ホワイトホースの中心部、ユーコン川の近くに立つ「癒しのトーテム」healing totemは、寄宿学校制度によって被害・影響を被ったすべての子ども、家族、コミュニティに捧げられたトーテムポールです。根元に近いところから順に、「母親」「3人の子どもたち」「父親」「オオカミ」「ワタリガラス」が彫られており、皆が再会し、1つに結びつき合うことを象徴しています。オオカミとワタリガラスは、ユーコンのファーストネーションの主要なクラン(家系の象徴)です。ワタリガラスは月をくわえており、人々をいつでも照らす光があることを示します。ワタリガラスとオオカミの間には、何も彫られていない部分が残されており、未来の世代を待ち受ける無限の可能性を示しています。
(参考:Whitehorse Aboriginal Women’s Circle. (2018). Finding Our Faces (2nd. ed). Altona, MB: Friesens Corporation.)

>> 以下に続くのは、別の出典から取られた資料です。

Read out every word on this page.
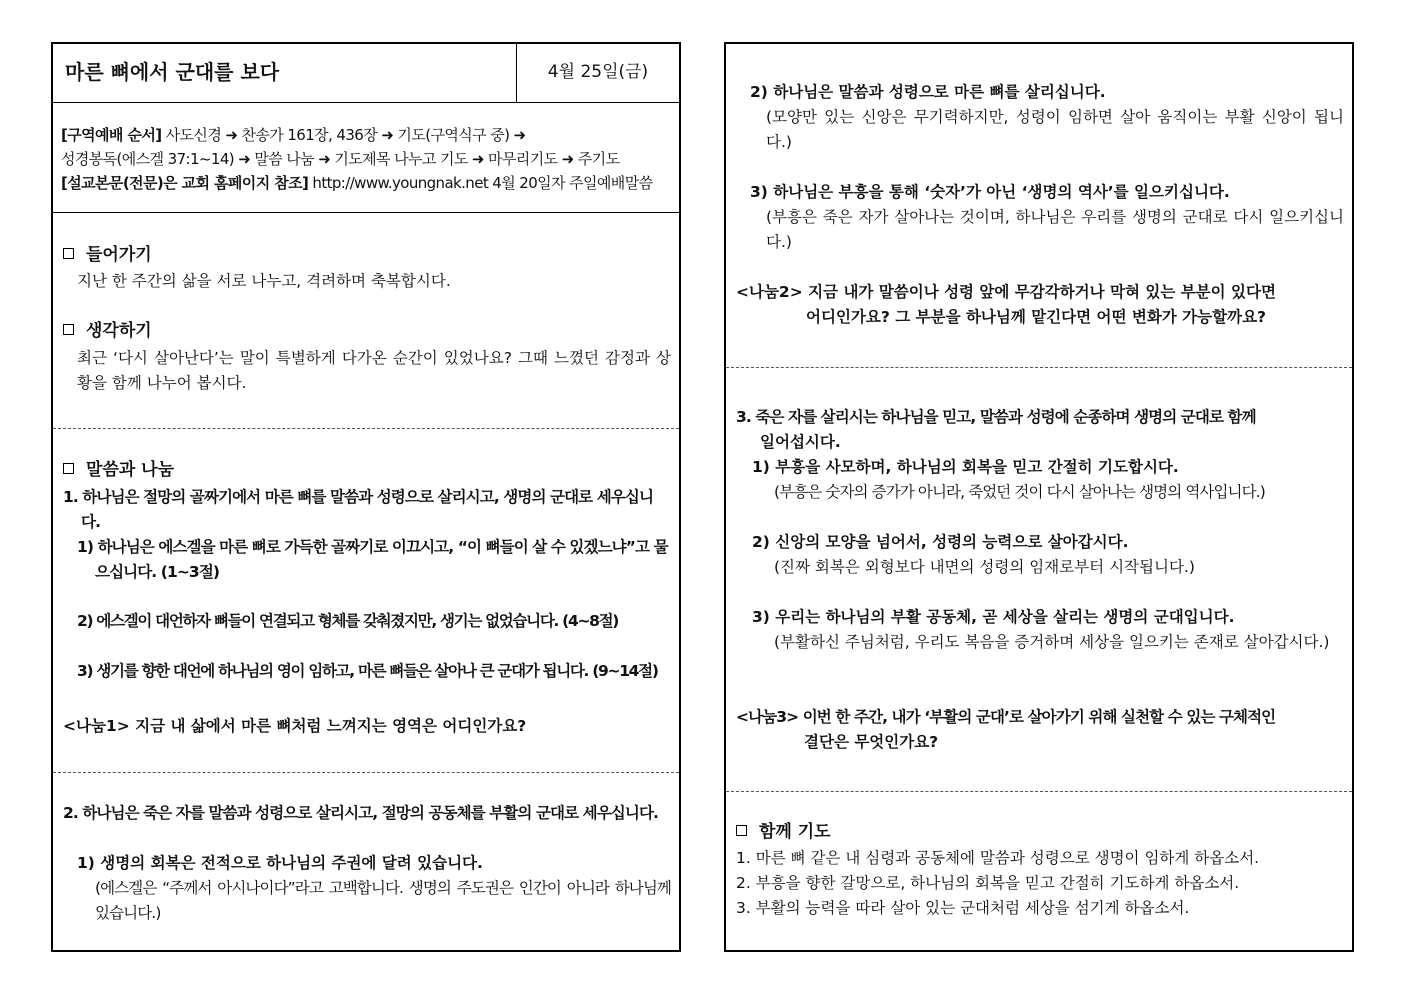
마른 뼈에서 군대를 보다	4월 25일(금)
[구역예배 순서] 사도신경 ➜ 찬송가 161장, 436장 ➜ 기도(구역식구 중) ➜
성경봉독(에스겔 37:1~14) ➜ 말씀 나눔 ➜ 기도제목 나누고 기도 ➜ 마무리기도 ➜ 주기도
[설교본문(전문)은 교회 홈페이지 참조] http://www.youngnak.net 4월 20일자 주일예배말씀
들어가기
지난 한 주간의 삶을 서로 나누고, 격려하며 축복합시다.
생각하기
최근 ‘다시 살아난다’는 말이 특별하게 다가온 순간이 있었나요? 그때 느꼈던 감정과 상황을 함께 나누어 봅시다.
말씀과 나눔
1. 하나님은 절망의 골짜기에서 마른 뼈를 말씀과 성령으로 살리시고, 생명의 군대로 세우십니다.
1) 하나님은 에스겔을 마른 뼈로 가득한 골짜기로 이끄시고, “이 뼈들이 살 수 있겠느냐”고 물으십니다. (1~3절)
2) 에스겔이 대언하자 뼈들이 연결되고 형체를 갖춰졌지만, 생기는 없었습니다. (4~8절)
3) 생기를 향한 대언에 하나님의 영이 임하고, 마른 뼈들은 살아나 큰 군대가 됩니다. (9~14절)
<나눔1> 지금 내 삶에서 마른 뼈처럼 느껴지는 영역은 어디인가요?
2. 하나님은 죽은 자를 말씀과 성령으로 살리시고, 절망의 공동체를 부활의 군대로 세우십니다.
1) 생명의 회복은 전적으로 하나님의 주권에 달려 있습니다.
(에스겔은 “주께서 아시나이다”라고 고백합니다. 생명의 주도권은 인간이 아니라 하나님께 있습니다.)
2) 하나님은 말씀과 성령으로 마른 뼈를 살리십니다.
(모양만 있는 신앙은 무기력하지만, 성령이 임하면 살아 움직이는 부활 신앙이 됩니다.)
3) 하나님은 부흥을 통해 ‘숫자’가 아닌 ‘생명의 역사’를 일으키십니다.
(부흥은 죽은 자가 살아나는 것이며, 하나님은 우리를 생명의 군대로 다시 일으키십니다.)
<나눔2> 지금 내가 말씀이나 성령 앞에 무감각하거나 막혀 있는 부분이 있다면
어디인가요? 그 부분을 하나님께 맡긴다면 어떤 변화가 가능할까요?
3. 죽은 자를 살리시는 하나님을 믿고, 말씀과 성령에 순종하며 생명의 군대로 함께
일어섭시다.
1) 부흥을 사모하며, 하나님의 회복을 믿고 간절히 기도합시다.
(부흥은 숫자의 증가가 아니라, 죽었던 것이 다시 살아나는 생명의 역사입니다.)
2) 신앙의 모양을 넘어서, 성령의 능력으로 살아갑시다.
(진짜 회복은 외형보다 내면의 성령의 임재로부터 시작됩니다.)
3) 우리는 하나님의 부활 공동체, 곧 세상을 살리는 생명의 군대입니다.
(부활하신 주님처럼, 우리도 복음을 증거하며 세상을 일으키는 존재로 살아갑시다.)
<나눔3> 이번 한 주간, 내가 ‘부활의 군대’로 살아가기 위해 실천할 수 있는 구체적인
결단은 무엇인가요?
함께 기도
1. 마른 뼈 같은 내 심령과 공동체에 말씀과 성령으로 생명이 임하게 하옵소서.
2. 부흥을 향한 갈망으로, 하나님의 회복을 믿고 간절히 기도하게 하옵소서.
3. 부활의 능력을 따라 살아 있는 군대처럼 세상을 섬기게 하옵소서.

このトーテムポールを削り出した際に生じた木片のひとつひとつに、寄宿学校のかつての生徒やその家族、寄宿学校で命を落とした生徒の友人らがサインをし、それらを燃やしてできた灰を箱に収めてトーテムポールの内部(「母親」が手に持つ部分)に埋め込んでいます。それは、子どもたちを母親の元に返すことを意味しています。

このトーテムポールは、ユーコンに住む先住民族と非先住民族がともに手を携え、和解への道を歩み始めたことを忘れないようにとの願いを込めて、「カナダ真実和解委員会」の資金によって建造され、2012年11月2日、市民の手によってホワイトホース中心部の川辺に運ばれて建立されました。建立後、長らくこのトーテムポールには案内板がなく、観光客がよじ登るといった事件も起こったため、だれもがこのトーテムポールに込められた願いや意義を理解できるようにする必要があると声が上がっていました。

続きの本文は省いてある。